Он слышит пронзительный свисток.

Машины тормозят, задняя лихо сдаёт назад. Из окна высовывается мясистая рука. За рукой следует насыщенный нос, тянущий за собой коротко подстриженную голову.

— Начальник, мы с другом договорились: кто проигрывает — платит.

— Слушай, ну ты хоть днём-то не гоняй, тут первые лица страны ездят.

— Первые лица страны, — повторяет Клаас сквозь зубы.


Он ушёл в Чечню увлечённый психологией, а вернулся изрядно политизированным. Некоторое время просматривал все основные политические программы по телевизору, читал газеты, доставал книги. Но так ничего и не понял.

Обычный человек, упрятанный в пятнистую робу, прилипший к броне БТРа комом засохшей глины, homo sapiens с автоматом в руках среди прищурившихся вражеских улочек способен на поступки, мысль о которых вызвала бы у него отвращение в часы досуга, когда в потрёпанных джинсах и цветной майке он прогуливается по алее.


«Почему люди меняют джинсы на пятнистые робы? Кто загоняет их в БТРы?», — думает Клаас, чувствуя, что ответ где-то рядом, прямо тут на проспекте, за матовыми стёклами несущегося мимо чёрного кортежа, за той яростной покорностью, с которой десятки машин прижимаются к обочинам. «Право стоять!» — лает громкоговоритель. И встали. И ждут.
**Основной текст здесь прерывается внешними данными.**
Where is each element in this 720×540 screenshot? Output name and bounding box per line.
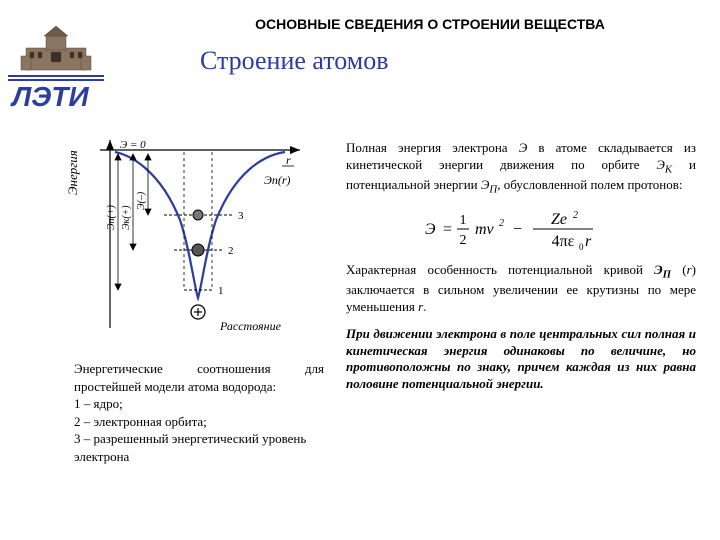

И терпят.

Клаас догадывается, что именно здесь начинается утрата человеком самого себя. По обе стороны матового стекла происходит одно и тоже: отношения человека с человеком и ответственность человека перед человеком дробятся на множество безличных частиц, взаимодействующих по особому закону, перед которым личность бессильна. И чтобы хоть как-то скрыть неизбежный ужас перед безличным правом, по которому отдаются и приводятся в исполнение приказы, специально обученные люди изобретают для этого процесса возвышенные термины — «родина», «национальные интересы», «патриотизм».
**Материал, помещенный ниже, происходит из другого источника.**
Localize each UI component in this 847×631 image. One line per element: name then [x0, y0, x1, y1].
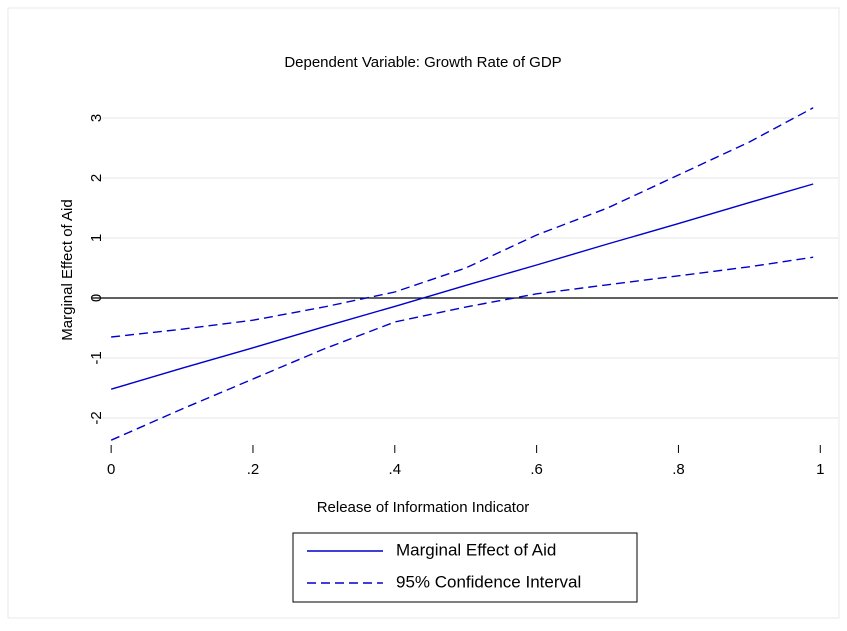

Кортеж пролетел. Беседа между «крутым» и «начальником» возобновилась:

— Послушай, ну друг ко мне приехал, давно не виделись. Мы ещё пару кругов дадим, и всё.
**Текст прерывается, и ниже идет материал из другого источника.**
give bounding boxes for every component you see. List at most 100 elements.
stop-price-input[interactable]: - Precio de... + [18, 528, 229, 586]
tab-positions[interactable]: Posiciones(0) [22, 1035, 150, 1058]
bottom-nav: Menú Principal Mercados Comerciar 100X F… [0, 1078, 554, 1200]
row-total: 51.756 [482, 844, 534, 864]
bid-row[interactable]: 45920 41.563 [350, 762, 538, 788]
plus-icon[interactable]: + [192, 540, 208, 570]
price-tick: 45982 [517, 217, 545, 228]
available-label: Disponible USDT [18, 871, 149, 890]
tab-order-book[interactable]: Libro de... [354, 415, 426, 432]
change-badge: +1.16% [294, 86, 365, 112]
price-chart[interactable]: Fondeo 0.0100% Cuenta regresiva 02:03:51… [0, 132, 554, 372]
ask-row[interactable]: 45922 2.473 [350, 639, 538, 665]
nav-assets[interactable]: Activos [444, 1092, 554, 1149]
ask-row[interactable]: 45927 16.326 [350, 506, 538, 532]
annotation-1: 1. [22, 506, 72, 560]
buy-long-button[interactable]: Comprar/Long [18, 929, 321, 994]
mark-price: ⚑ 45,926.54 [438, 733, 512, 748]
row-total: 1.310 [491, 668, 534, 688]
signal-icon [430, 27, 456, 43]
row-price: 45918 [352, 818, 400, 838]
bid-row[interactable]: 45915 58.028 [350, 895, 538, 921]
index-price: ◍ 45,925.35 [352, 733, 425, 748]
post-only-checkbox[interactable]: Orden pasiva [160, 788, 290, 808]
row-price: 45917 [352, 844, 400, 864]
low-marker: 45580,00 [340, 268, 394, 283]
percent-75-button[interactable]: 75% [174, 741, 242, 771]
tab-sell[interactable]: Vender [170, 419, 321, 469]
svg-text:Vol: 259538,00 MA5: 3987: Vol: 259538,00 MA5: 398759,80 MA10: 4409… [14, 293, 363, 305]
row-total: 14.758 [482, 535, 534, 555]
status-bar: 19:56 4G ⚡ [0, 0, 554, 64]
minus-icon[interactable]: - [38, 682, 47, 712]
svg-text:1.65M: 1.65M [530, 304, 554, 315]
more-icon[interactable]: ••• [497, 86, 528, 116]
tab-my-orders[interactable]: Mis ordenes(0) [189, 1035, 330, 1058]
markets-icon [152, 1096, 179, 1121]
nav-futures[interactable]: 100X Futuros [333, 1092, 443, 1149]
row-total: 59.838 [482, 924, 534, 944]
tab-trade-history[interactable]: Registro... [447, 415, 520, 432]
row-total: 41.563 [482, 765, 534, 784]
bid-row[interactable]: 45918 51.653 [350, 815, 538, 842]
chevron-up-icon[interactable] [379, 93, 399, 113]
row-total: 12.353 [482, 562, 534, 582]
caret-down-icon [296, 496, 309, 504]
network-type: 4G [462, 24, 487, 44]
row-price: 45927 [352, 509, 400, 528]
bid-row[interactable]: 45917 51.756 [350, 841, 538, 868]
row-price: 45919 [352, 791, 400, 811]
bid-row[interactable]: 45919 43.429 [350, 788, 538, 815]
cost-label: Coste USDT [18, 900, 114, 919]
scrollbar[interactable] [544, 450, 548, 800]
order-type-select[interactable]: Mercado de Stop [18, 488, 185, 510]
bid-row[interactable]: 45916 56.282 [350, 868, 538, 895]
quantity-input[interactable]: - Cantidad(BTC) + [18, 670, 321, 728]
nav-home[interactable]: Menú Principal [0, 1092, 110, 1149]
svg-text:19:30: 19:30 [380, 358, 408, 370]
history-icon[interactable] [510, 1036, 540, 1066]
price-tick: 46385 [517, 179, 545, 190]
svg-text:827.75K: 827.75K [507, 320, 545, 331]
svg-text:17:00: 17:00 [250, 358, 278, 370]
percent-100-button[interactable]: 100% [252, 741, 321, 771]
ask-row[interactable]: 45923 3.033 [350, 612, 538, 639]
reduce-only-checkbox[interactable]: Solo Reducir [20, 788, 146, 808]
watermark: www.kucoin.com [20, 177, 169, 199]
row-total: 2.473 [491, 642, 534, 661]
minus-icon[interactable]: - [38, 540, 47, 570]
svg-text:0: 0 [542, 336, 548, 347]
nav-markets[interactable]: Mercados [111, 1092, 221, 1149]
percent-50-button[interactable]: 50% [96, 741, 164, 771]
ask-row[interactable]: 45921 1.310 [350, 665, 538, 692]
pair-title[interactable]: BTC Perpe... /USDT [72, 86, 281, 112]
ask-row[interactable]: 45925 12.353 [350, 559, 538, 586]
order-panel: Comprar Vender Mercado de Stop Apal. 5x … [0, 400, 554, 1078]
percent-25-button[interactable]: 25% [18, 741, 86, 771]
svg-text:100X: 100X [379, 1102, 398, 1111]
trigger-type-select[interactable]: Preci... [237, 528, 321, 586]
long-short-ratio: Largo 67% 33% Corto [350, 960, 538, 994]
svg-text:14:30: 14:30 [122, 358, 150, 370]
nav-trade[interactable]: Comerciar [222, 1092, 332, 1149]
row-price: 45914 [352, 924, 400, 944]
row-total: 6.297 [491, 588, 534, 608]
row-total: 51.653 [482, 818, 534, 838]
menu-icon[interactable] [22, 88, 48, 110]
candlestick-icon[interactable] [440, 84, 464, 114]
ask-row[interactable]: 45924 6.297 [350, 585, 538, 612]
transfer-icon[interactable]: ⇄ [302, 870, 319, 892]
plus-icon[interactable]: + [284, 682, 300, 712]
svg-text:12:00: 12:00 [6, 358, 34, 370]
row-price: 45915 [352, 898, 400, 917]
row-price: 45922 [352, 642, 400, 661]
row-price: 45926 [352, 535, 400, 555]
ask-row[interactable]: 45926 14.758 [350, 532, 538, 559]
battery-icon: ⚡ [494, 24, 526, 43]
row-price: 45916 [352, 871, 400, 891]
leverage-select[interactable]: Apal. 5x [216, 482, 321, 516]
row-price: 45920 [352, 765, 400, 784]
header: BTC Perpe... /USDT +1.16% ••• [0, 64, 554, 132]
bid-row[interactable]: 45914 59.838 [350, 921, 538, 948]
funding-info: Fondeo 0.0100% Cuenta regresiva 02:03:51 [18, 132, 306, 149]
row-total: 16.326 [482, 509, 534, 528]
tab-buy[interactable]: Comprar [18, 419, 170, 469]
Постовой принимает мзду, и обе машины рвут с места.

Эдик переходит через дорогу. Парк встречает его людским потоком, который разбивается на мелкие ручейки, теряющиеся в недрах кафе и аттракционов, снова извергается из боковых аллей, закручивается воронками вокруг лотков с безделушками. Фотографы сажают на плечи отдыхающих мартышек в полосатых штанишках, высокомерных попугаев и вконец раскисших от жары и транквилизаторов удавов. Когда Клаас гулял здесь ребенком, единственной достопримечательностью была деревянная сова в человеческий рост с оранжевыми стеклянными глазами, а единственным аттракционом — колесо обозрения. Колесо осталось на том же месте, правда, теперь оно выглядит совсем иначе — современно, вычурно. Огромным горбом вздымается оно над надувными замками и монстрами и даёт возможность всем желающим увидеть с высоты птичьего полёта загромождённую зданиями плешь, которую уже несколько лет кряду именуют «южной столицей России». Вид Сочи с вершины колеса навевает на Клааса тоску. Город, расплывшийся в раскалённом воздухе, кажется миражом, вперившим в наблюдателя тысячи окон — безликих глазниц торжествующего уныния. Эдик изучает дом за домом, начиная с ближайших, тех что у казачьего рынка, и далее, взгляд его скользит по завокзальному району и упирается в горные вершины над высотками «Макаренко». Люди всё более дерзко вгрызаются в горный массив, громоздя на крутых склонах свои жилища, которые, если взглянуть на них с ривьерского колеса обозрения, представляются беспорядочно рассыпанными спичечными коробками. Вспомнилась пожилая соседка, что переехала в Сочи к родственникам откуда-то из под Рязани. Она, всякий раз выходя на улицу, окидывала изумлённым взглядом окна многоэтажек и приговаривала: «Батюшки, как живут-то, как живут, а! Словно скворцы какие!» Клаас пытается представить себе людей за окнами: как они выглядят, чем занимаются, как сложилась их жизнь. Но истории, что приходят на ум, до обидного походят одна на другую. Он погружается в скуку. Некоторое оживление в однообразный пейзаж вносят покрытые яркими металлочерепичными шапками квадратные головы особняков, чьи каменные лица презрительно усмехаются матовыми очками окон надо всем одушевлённым, что ещё не утратило способность метаться и вопрошать.